Brave new world of drones, ag data
FARGO, N.D. -- If machines are going to go out and identify weeds and then send out drones or sprayers to control them, the cameras researchers first must "teach" the machines how to tell the weeds from crops and weeds from weeds.
FARGO, N.D. - If machines are going to go out and identify weeds and then send out drones or sprayers to control them, the cameras researchers first must "teach" the machines how to tell the weeds from crops and weeds from weeds.
And if cattle farmers and ranchers are going to use drones to count cattle and check them for diseases, they'll need some "machine learning" to sort out what behavior is meaningless and what might indicate disease stress.
These are among the goals of new precision agriculture studies underway at North Dakota State University, which has just launched a new precision agriculture degree program with major and minor degrees precision agriculture.
Greg Lardy, NDSU associate vice president for agricultural affairs and interim director of Extension, is the principal investigator for a five-year project that runs through Aug. 31, 2023. The project was initiated by Dr. Sreekala Bajwa, who was the former chairman of NDSU Agricultural and Biosystems Engineering, but left to be vice president of agriculture at Montana State University. It is funded by a $4.3 million from the U.S. Department of Agriculture. NDSU's role is to conduct precision agriculture research, including UAV research and crop management technology. One is on precision weed management and another is on genetic environment and management.
NDSU's first-year funding is $870,000. Subsequent years are controlled by annual funding within USDA. The project is part of a larger project with USDA scientists and with Mississippi State University.
One of the co-investigators is John Nowatzki, an NDSU Extension machine systems specialist. Another is Xin "Rex" Sun, an agricultural engineer and assistant professor in NDSU's Department Agriculture and Biosystems Engineering.
Sun, a doctor of agricultural engineering, is one of the professors who in the 2019 spring semester started for the department's Precision Agriculture major and minor degrees. In addition to crops, he also works in livestock precision agriculture.
One of Sun's main crop research projects involves using ground-sensing optical sensors to develop an algorithm to identify different weed species. The project starts in the greenhouse, and acquiring detailed data on growth, shape and other characteristics of weeds.
The first step in the project is to distinguish weed species among each other and from soybeans. Later, the weeds will be distinguished from corn and wheat crops.

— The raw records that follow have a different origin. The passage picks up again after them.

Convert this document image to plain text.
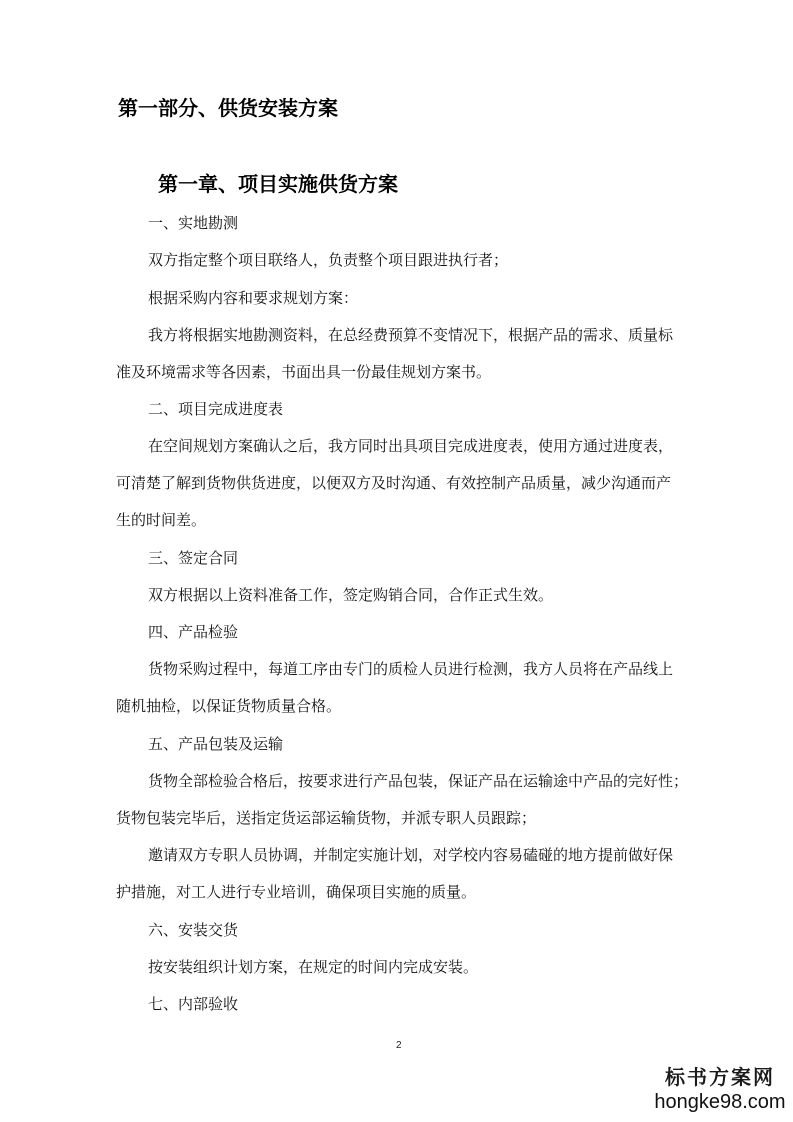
第一部分、供货安装方案
第一章、项目实施供货方案
一、实地勘测
双方指定整个项目联络人，负责整个项目跟进执行者；
根据采购内容和要求规划方案：
我方将根据实地勘测资料，在总经费预算不变情况下，根据产品的需求、质量标
准及环境需求等各因素，书面出具一份最佳规划方案书。
二、项目完成进度表
在空间规划方案确认之后，我方同时出具项目完成进度表，使用方通过进度表，
可清楚了解到货物供货进度，以便双方及时沟通、有效控制产品质量，减少沟通而产
生的时间差。
三、签定合同
双方根据以上资料准备工作，签定购销合同，合作正式生效。
四、产品检验
货物采购过程中，每道工序由专门的质检人员进行检测，我方人员将在产品线上
随机抽检，以保证货物质量合格。
五、产品包装及运输
货物全部检验合格后，按要求进行产品包装，保证产品在运输途中产品的完好性；
货物包装完毕后，送指定货运部运输货物，并派专职人员跟踪；
邀请双方专职人员协调，并制定实施计划，对学校内容易磕碰的地方提前做好保
护措施，对工人进行专业培训，确保项目实施的质量。
六、安装交货
按安装组织计划方案，在规定的时间内完成安装。
七、内部验收
2
标书方案网
hongke98.com
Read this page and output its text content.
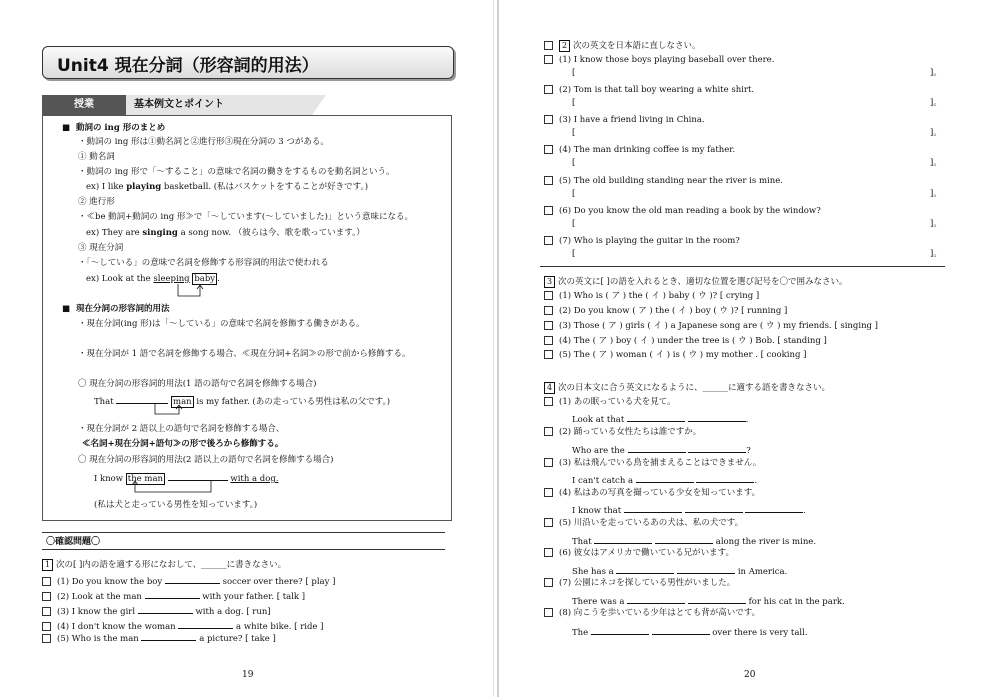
Unit4 現在分詞（形容詞的用法）
授業	基本例文とポイント
■  動詞の ing 形のまとめ
・動詞の ing 形は①動名詞と②進行形③現在分詞の 3 つがある。
① 動名詞
・動詞の ing 形で「～すること」の意味で名詞の働きをするものを動名詞という。
ex) I like playing basketball. (私はバスケットをすることが好きです。)
② 進行形
・≪be 動詞+動詞の ing 形≫で「～しています(～していました)」という意味になる。
ex) They are singing a song now. （彼らは今、歌を歌っています。）
③ 現在分詞
・「～している」の意味で名詞を修飾する形容詞的用法で使われる
ex) Look at the sleeping baby .
■  現在分詞の形容詞的用法
・現在分詞(ing 形)は「～している」の意味で名詞を修飾する働きがある。
・現在分詞が 1 語で名詞を修飾する場合、≪現在分詞+名詞≫の形で前から修飾する。
〇 現在分詞の形容詞的用法(1 語の語句で名詞を修飾する場合)
That	man is my father. (あの走っている男性は私の父です。)
・現在分詞が 2 語以上の語句で名詞を修飾する場合、
≪名詞+現在分詞+語句≫の形で後ろから修飾する。
〇 現在分詞の形容詞的用法(2 語以上の語句で名詞を修飾する場合)
I know the man	with a dog.
(私は犬と走っている男性を知っています。)
〇確認問題〇
1 次の[ ]内の語を適する形になおして、______に書きなさい。
(1) Do you know the boy	soccer over there? [ play ]
(2) Look at the man	with your father. [ talk ]
(3) I know the girl	with a dog. [ run]
(4) I don't know the woman	a white bike. [ ride ]
(5) Who is the man	a picture? [ take ]
19
2 次の英文を日本語に直しなさい。
(1) I know those boys playing baseball over there.
[	]。
(2) Tom is that tall boy wearing a white shirt.
[	]。
(3) I have a friend living in China.
[	]。
(4) The man drinking coffee is my father.
[	]。
(5) The old building standing near the river is mine.
[	]。
(6) Do you know the old man reading a book by the window?
[	]。
(7) Who is playing the guitar in the room?
[	]。
3 次の英文に[ ]の語を入れるとき、適切な位置を選び記号を〇で囲みなさい。
(1) Who is ( ア ) the ( イ ) baby ( ウ )? [ crying ]
(2) Do you know ( ア ) the ( イ ) boy ( ウ )? [ running ]
(3) Those ( ア ) girls ( イ ) a Japanese song are ( ウ ) my friends. [ singing ]
(4) The ( ア ) boy ( イ ) under the tree is ( ウ ) Bob. [ standing ]
(5) The ( ア ) woman ( イ ) is ( ウ ) my mother . [ cooking ]
4 次の日本文に合う英文になるように、______に適する語を書きなさい。
(1) あの眠っている犬を見て。
Look at that	.
(2) 踊っている女性たちは誰ですか。
Who are the	?
(3) 私は飛んでいる鳥を捕まえることはできません。
I can't catch a	.
(4) 私はあの写真を撮っている少女を知っています。
I know that	.
(5) 川沿いを走っているあの犬は、私の犬です。
That	along the river is mine.
(6) 彼女はアメリカで働いている兄がいます。
She has a	in America.
(7) 公園にネコを探している男性がいました。
There was a	for his cat in the park.
(8) 向こうを歩いている少年はとても背が高いです。
The	over there is very tall.
20
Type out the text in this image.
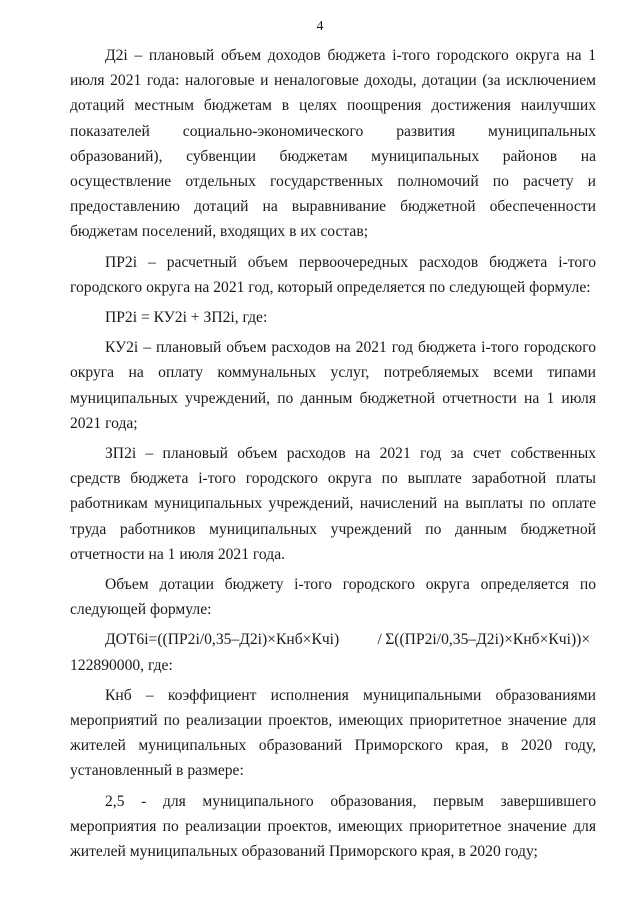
4

Д2i – плановый объем доходов бюджета i-того городского округа на 1 июля 2021 года: налоговые и неналоговые доходы, дотации (за исключением дотаций местным бюджетам в целях поощрения достижения наилучших показателей социально-экономического развития муниципальных образований), субвенции бюджетам муниципальных районов на осуществление отдельных государственных полномочий по расчету и предоставлению дотаций на выравнивание бюджетной обеспеченности бюджетам поселений, входящих в их состав;

ПР2i – расчетный объем первоочередных расходов бюджета i-того городского округа на 2021 год, который определяется по следующей формуле:

ПР2i = КУ2i + ЗП2i, где:

КУ2i – плановый объем расходов на 2021 год бюджета i-того городского округа на оплату коммунальных услуг, потребляемых всеми типами муниципальных учреждений, по данным бюджетной отчетности на 1 июля 2021 года;

ЗП2i – плановый объем расходов на 2021 год за счет собственных средств бюджета i-того городского округа по выплате заработной платы работникам муниципальных учреждений, начислений на выплаты по оплате труда работников муниципальных учреждений по данным бюджетной отчетности на 1 июля 2021 года.

Объем дотации бюджету i-того городского округа определяется по следующей формуле:

ДОТ6i=((ПР2i/0,35–Д2i)×Кнб×Кчi) / Σ((ПР2i/0,35–Д2i)×Кнб×Кчi))×

122890000, где:

Кнб – коэффициент исполнения муниципальными образованиями мероприятий по реализации проектов, имеющих приоритетное значение для жителей муниципальных образований Приморского края, в 2020 году, установленный в размере:

2,5 - для муниципального образования, первым завершившего мероприятия по реализации проектов, имеющих приоритетное значение для жителей муниципальных образований Приморского края, в 2020 году;
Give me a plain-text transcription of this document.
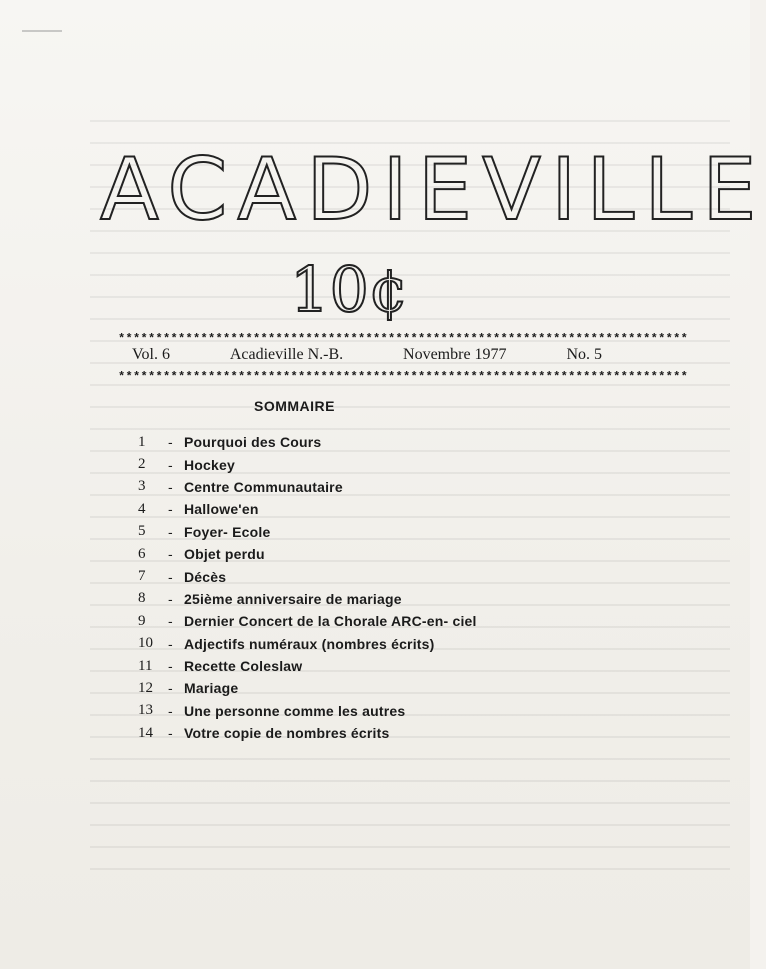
ACADIEVILLE
10¢
****************************************************************************
Vol. 6	Acadieville N.-B.	Novembre 1977	No. 5
****************************************************************************
SOMMAIRE
1	- Pourquoi des Cours
2	- Hockey
3	- Centre Communautaire
4	- Hallowe'en
5	- Foyer- Ecole
6	- Objet perdu
7	- Décès
8	- 25ième anniversaire de mariage
9	- Dernier Concert de la Chorale ARC-en- ciel
10	- Adjectifs numéraux (nombres écrits)
11	- Recette Coleslaw
12	- Mariage
13	- Une personne comme les autres
14	- Votre copie de nombres écrits
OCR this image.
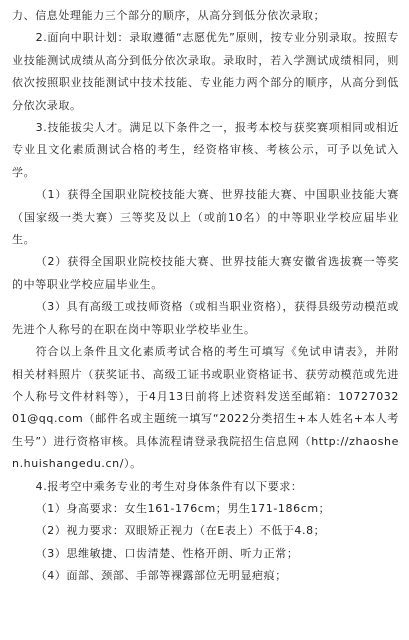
力、信息处理能力三个部分的顺序，从高分到低分依次录取；

2.面向中职计划：录取遵循“志愿优先”原则，按专业分别录取。按照专业技能测试成绩从高分到低分依次录取。录取时，若入学测试成绩相同，则依次按照职业技能测试中技术技能、专业能力两个部分的顺序，从高分到低分依次录取。

3.技能拔尖人才。满足以下条件之一，报考本校与获奖赛项相同或相近专业且文化素质测试合格的考生，经资格审核、考核公示，可予以免试入学。

（1）获得全国职业院校技能大赛、世界技能大赛、中国职业技能大赛（国家级一类大赛）三等奖及以上（或前10名）的中等职业学校应届毕业生。

（2）获得全国职业院校技能大赛、世界技能大赛安徽省选拔赛一等奖的中等职业学校应届毕业生。

（3）具有高级工或技师资格（或相当职业资格），获得县级劳动模范或先进个人称号的在职在岗中等职业学校毕业生。

符合以上条件且文化素质考试合格的考生可填写《免试申请表》，并附相关材料照片（获奖证书、高级工证书或职业资格证书、获劳动模范或先进个人称号文件材料等），于4月13日前将上述资料发送至邮箱：1072703201@qq.com（邮件名或主题统一填写“2022分类招生+本人姓名+本人考生号”）进行资格审核。具体流程请登录我院招生信息网（http://zhaoshen.huishangedu.cn/）。

4.报考空中乘务专业的考生对身体条件有以下要求：

（1）身高要求：女生161-176cm；男生171-186cm；

（2）视力要求：双眼矫正视力（在E表上）不低于4.8；

（3）思维敏捷、口齿清楚、性格开朗、听力正常；

（4）面部、颈部、手部等裸露部位无明显疤痕；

The group has built a ground sensor physical platform in the greenhouse. The equipment uses "hyperspectral" imaging and three-dimensional imaging to focus on key weed species.
The machines began taking pictures in April. In June, some of the research will be taken to the field, using a ground sensing information from a drone.
One goal is to take the information to the field and take an autonomous vehicle to the field-a "smart sprayer," to target-spray weed-killing herbicides. The trick is to eliminate the weeds under 5 inches tall.
The researchers use RGB (the humanly visible, red-green-blue wavelengths) as well hyper-spectral imaging (including infrared) technology from a drone that can be used with wide-range sprayers, turning nozzles on and off based on what the drone sees.
Some plants may be distinguished with these technologies even if the differences aren't obvious to the naked eye.
In addition to precision crop production, Sun also brings his precision ag expertise to livestock studies, including using:
• Hand-held thermal imaging device to detect early-stage cattle respiratory diseases. The thermal imaging map will be correlated with rectal temperatures, which are the typical indicator of respiratory problems.
• Video and thermal imaging processing technology to evaluate the relationship between beef cattle temperament and beef meat flavor and quality. Theoretically, calmer cattle produce better beef quality. Historically, temperament is measured using the human eye. "That's highly dependent on the human experience," Sun says.
• Thermal imaging, near-infrared to determine cattle temperament data as an indicator of respiratory disease. Essentially, an animal with respiratory discomfort moves differently than cattle that are healthy.
• Drones to count beef cattle on a pasture. In the future, the project may be able to help detect behavior related to cattle respiratory diseases, or even identify weeds in a pasture. This is a pilot study priority for the State Board of Animal Research and Education.